Clipped!

Oh god, the mighty Celtics lost to the lowly LA Clippers. Time to sell the season tix! (please do, I'll gladly take them off your hands!)

The Clippers played very well last night, especially Baron Davis and, having probably one of the best games he's ever had, and Kaman. The Celtics let them back into this game late, but it's not like the Clippers waltzed back into it with ease. They played above their heads, and the Celtics played slightly below their own. Let's not worry about this game because a few of these fluke losses always happen in the course of a season, and we were missing our best player (in MY opinion). Sure, the Celtics started to look desperate near the end, something disturbing, considering our supposed mental toughness and veteran leadership, but I think that problems ended when the 4th quarter ended and can be suppressed in the future if the coaching staff catches the problem early on.

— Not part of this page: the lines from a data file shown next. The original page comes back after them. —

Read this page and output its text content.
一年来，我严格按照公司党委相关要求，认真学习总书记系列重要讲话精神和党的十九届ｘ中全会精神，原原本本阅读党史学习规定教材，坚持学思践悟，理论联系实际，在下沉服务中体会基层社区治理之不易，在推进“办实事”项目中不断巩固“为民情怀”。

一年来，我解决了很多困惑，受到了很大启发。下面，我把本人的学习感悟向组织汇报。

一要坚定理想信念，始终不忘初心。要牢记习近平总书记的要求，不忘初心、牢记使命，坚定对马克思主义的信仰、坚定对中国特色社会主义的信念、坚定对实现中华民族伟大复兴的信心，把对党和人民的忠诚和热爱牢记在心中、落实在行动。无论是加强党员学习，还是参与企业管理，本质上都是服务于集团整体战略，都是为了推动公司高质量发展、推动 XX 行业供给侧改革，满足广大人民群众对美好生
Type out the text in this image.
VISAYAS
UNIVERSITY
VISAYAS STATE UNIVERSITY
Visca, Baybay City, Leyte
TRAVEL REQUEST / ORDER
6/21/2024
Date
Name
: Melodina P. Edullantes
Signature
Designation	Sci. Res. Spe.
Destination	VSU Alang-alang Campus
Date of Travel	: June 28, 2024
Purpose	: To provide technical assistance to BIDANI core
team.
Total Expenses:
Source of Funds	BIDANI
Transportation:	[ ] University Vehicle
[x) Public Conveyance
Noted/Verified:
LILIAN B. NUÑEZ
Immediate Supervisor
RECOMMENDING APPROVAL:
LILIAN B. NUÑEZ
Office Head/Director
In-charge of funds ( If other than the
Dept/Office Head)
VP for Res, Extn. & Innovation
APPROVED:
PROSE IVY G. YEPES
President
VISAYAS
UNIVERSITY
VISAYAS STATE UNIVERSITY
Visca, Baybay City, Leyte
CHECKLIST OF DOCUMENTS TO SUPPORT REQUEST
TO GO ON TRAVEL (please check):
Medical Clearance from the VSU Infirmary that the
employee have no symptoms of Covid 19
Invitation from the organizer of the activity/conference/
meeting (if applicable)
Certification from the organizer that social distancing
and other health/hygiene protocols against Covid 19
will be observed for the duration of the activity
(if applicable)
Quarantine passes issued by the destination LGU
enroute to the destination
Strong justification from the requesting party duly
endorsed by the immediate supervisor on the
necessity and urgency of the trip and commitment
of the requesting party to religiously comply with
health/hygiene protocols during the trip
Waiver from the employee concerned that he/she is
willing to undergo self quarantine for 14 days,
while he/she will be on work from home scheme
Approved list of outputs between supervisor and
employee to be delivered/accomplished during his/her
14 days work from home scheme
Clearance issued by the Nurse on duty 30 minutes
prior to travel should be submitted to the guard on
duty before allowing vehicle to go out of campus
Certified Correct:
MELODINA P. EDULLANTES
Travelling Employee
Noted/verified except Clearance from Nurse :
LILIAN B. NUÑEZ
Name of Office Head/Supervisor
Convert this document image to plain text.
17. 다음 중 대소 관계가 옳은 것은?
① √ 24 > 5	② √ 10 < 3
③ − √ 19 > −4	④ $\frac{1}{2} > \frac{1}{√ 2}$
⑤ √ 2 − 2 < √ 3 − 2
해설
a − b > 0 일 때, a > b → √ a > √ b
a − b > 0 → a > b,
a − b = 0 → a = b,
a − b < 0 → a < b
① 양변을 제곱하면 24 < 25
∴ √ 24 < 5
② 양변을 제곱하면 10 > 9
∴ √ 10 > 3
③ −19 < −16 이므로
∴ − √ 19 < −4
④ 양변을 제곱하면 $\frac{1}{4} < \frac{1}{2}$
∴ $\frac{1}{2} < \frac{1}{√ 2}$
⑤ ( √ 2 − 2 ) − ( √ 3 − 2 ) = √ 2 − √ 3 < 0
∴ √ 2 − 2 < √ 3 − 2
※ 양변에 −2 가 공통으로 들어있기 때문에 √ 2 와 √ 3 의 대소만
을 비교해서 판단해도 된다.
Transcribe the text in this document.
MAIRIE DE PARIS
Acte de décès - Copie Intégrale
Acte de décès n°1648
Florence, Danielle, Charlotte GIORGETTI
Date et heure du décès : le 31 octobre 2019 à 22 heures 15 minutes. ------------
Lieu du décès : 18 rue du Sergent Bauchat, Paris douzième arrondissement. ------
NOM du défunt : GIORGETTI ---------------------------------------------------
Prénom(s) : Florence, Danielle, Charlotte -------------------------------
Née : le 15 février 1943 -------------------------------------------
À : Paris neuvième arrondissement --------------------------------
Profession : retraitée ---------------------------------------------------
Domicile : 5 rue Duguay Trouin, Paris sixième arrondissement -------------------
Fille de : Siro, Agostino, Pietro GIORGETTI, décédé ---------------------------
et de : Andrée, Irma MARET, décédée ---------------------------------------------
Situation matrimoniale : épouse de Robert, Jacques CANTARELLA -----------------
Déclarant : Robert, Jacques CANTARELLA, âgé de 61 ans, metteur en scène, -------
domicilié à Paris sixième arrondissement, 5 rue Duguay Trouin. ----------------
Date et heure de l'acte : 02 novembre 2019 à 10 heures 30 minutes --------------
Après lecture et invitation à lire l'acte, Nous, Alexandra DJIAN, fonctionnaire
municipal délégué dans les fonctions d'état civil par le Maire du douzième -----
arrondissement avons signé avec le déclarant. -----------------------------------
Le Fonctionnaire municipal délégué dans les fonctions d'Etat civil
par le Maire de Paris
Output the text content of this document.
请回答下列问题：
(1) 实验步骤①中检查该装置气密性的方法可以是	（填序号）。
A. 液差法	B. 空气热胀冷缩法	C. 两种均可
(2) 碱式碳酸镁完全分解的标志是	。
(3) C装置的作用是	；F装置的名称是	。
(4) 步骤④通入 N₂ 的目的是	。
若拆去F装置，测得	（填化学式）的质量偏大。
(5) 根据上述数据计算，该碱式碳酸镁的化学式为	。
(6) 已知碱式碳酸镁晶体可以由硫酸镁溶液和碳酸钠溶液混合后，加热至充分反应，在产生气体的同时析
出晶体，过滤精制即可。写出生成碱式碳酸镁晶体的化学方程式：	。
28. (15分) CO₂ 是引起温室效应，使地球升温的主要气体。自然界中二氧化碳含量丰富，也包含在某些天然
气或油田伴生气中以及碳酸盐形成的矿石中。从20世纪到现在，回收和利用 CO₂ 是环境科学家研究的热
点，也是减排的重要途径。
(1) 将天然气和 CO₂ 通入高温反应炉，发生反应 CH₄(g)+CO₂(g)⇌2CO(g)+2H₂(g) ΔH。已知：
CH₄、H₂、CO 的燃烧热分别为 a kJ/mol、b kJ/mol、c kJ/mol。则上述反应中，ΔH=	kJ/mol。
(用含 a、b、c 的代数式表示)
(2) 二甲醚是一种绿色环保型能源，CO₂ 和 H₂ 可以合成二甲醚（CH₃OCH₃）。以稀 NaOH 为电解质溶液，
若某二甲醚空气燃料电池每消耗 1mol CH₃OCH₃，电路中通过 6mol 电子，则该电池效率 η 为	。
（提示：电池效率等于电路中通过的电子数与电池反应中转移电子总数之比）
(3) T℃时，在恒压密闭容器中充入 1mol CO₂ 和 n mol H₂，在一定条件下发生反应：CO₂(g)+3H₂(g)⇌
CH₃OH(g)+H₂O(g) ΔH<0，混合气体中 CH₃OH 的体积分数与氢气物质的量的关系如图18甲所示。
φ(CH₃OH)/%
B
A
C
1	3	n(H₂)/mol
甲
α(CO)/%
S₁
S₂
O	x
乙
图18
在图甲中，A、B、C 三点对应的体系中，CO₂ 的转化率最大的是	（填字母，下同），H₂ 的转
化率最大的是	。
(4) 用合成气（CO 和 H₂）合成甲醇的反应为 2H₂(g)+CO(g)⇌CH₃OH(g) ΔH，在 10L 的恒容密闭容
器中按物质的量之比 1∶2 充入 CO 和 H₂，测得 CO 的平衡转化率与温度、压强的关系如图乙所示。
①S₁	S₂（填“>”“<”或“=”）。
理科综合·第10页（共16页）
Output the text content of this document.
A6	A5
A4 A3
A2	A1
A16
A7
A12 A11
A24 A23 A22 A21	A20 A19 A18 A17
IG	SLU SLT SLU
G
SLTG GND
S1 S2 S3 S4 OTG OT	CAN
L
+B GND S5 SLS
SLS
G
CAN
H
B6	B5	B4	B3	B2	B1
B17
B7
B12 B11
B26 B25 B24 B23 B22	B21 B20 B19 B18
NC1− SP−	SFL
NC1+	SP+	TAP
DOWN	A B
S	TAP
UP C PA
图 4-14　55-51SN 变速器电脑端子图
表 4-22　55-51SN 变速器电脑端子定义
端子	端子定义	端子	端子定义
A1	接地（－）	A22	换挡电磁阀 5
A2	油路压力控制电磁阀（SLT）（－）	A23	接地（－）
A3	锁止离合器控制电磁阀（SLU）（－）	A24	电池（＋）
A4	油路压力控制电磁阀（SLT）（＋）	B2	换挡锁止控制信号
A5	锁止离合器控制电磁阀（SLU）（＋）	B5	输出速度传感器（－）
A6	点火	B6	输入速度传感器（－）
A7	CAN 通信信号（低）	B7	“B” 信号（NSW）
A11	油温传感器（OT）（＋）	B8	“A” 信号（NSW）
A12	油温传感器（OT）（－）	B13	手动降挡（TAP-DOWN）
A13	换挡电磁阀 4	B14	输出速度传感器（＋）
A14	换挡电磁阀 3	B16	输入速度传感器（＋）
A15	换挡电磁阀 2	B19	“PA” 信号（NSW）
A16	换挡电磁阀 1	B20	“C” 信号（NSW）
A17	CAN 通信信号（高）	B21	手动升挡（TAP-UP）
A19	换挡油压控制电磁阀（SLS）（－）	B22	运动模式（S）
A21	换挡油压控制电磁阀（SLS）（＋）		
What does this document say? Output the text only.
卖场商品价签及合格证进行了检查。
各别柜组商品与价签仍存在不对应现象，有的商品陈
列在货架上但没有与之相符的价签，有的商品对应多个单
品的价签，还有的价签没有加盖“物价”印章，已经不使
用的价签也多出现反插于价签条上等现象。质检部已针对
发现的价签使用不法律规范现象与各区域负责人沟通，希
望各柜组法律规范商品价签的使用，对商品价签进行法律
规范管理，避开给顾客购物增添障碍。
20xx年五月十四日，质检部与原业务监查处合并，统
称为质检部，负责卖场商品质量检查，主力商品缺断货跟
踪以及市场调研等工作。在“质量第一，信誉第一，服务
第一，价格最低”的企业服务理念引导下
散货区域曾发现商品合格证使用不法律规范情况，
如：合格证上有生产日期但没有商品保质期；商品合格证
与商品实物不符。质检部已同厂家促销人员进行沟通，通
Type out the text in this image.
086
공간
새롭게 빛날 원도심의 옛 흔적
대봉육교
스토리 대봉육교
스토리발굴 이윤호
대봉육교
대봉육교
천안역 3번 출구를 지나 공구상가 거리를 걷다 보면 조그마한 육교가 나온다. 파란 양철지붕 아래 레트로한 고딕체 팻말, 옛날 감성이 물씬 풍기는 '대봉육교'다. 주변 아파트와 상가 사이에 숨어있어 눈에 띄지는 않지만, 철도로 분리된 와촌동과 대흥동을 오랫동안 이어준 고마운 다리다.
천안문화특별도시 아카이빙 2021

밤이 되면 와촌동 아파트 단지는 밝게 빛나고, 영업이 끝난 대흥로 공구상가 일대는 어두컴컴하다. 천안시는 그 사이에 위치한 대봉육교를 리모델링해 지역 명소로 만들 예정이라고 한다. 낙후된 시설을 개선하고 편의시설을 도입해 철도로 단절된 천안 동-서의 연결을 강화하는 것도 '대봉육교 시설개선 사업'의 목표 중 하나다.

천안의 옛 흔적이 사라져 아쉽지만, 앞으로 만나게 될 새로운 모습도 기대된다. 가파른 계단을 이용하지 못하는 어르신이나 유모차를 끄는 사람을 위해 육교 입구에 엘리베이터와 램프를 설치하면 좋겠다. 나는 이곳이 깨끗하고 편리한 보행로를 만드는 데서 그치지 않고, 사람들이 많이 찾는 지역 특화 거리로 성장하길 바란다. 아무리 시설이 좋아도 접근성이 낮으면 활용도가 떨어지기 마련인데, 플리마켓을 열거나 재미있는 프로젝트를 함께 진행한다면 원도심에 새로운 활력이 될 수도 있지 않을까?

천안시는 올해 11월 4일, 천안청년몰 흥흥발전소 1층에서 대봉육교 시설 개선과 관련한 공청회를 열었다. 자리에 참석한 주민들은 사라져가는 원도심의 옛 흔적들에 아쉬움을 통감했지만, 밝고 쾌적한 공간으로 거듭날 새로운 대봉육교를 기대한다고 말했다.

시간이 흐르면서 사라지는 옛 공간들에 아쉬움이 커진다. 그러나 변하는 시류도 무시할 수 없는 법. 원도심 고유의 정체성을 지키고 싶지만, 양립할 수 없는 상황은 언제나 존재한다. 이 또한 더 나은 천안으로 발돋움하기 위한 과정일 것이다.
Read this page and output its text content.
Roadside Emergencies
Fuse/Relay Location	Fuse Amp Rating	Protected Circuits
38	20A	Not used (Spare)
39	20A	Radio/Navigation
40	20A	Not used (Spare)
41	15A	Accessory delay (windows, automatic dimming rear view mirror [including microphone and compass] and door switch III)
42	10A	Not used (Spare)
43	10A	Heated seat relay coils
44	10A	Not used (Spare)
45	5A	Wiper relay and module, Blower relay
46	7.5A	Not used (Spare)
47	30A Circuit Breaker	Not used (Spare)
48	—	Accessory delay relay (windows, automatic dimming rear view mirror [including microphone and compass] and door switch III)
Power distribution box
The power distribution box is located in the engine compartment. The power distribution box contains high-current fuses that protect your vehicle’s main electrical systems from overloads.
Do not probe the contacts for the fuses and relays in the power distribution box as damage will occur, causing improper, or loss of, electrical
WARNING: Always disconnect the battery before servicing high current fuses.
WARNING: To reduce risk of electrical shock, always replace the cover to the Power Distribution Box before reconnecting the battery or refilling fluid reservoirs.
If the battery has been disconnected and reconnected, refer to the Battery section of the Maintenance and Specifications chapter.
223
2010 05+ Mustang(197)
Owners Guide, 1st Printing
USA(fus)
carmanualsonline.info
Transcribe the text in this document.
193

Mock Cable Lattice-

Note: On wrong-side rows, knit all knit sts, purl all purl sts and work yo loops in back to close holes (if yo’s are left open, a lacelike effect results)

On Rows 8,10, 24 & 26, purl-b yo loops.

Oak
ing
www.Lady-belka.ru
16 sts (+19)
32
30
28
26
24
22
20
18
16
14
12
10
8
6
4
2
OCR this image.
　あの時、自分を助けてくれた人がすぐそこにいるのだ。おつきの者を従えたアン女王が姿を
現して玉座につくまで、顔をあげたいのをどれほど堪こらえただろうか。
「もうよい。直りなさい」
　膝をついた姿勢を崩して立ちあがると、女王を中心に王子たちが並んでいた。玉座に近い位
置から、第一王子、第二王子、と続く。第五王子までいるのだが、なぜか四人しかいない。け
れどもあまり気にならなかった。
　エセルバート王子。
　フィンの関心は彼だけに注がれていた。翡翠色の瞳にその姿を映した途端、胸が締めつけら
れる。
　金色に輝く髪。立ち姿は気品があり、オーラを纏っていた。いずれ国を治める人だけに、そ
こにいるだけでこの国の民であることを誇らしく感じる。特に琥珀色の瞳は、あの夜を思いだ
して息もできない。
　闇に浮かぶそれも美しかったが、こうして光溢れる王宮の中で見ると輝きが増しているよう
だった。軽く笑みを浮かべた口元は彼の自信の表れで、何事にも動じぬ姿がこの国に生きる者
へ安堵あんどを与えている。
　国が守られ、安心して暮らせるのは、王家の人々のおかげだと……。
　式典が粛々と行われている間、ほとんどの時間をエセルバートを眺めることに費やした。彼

On a positive note, Davis and TA looked good. TA had an overshadowed DD with 11 points and 10 rebounds. Davis was also grabbing those boards and scoring efficiently, so it's good to see the recovering guys playing well.

The one big thing that the Celtics fans that I've talked to are worried about is Rondo's free throw-ing. Here's my (the best) take on it.

First the facts: he is shooting less than 53% from the line. That's really bad for a point guard who drives so often. Second: do I care that he missed both last night? No, because if he only misses one, we still lose, and with that much pressure/his young age and terrible percentage, you can't expect him to hit both there. True, if he hit both, maybe a less effective (lucky) play would have been called and maybe the C's would have won, but that's all speculative.

It's funny how nobody cared about this until last night, but that just goes to show you how we pick and choose blame after a loss. While situations like the one last night highlight and embolden that 53% and put blinking lights around it and set up speakers that scream "look at me, I'm atrocious" at 120 decibels and copy and paste it 500 times at size 200 font, with a little math we can see that it is not that big of a deal, (yet).

Rondo takes 2.55 free throws per game, (less than you thought, right?). This means with his average, he makes 1.35 free throws per game (for interpretation's sake, this means that every few games he will make a second FT, but usually only the one). If his FTP goes up to 75%, he's still only making 1.91 free throws per game. (again, interpreting, this means he will usually make two FT's per game). This shows that upping that percentage is really only going to net you one extra point every few games in the long run. While every point helps, I'd rather Rondo work on that longer-range jumper that he is so fond of when there is 12 seconds left in the quarter and he dribbles the clock down to 3 and heaves one up.

When other teams realize what I have just told you, then we can start panicking about Rondo's FT%. If anything, last night's free-throw nightmare just alerted the rest of the NBA to the fact that, if they didn't already know this, Rondo cannot shoot FT's. When we see other teams start Dwight Howarding all over Rondo's drive attempts, sending him to the line instead of playing that standard stand-around defense, then we may be in trouble until he gets that FT% up. To put it obviously: a bad FT% hurts more as FTA goes up. This is a much bigger concern to me than one road loss that proved nothing in terms of the future of this season.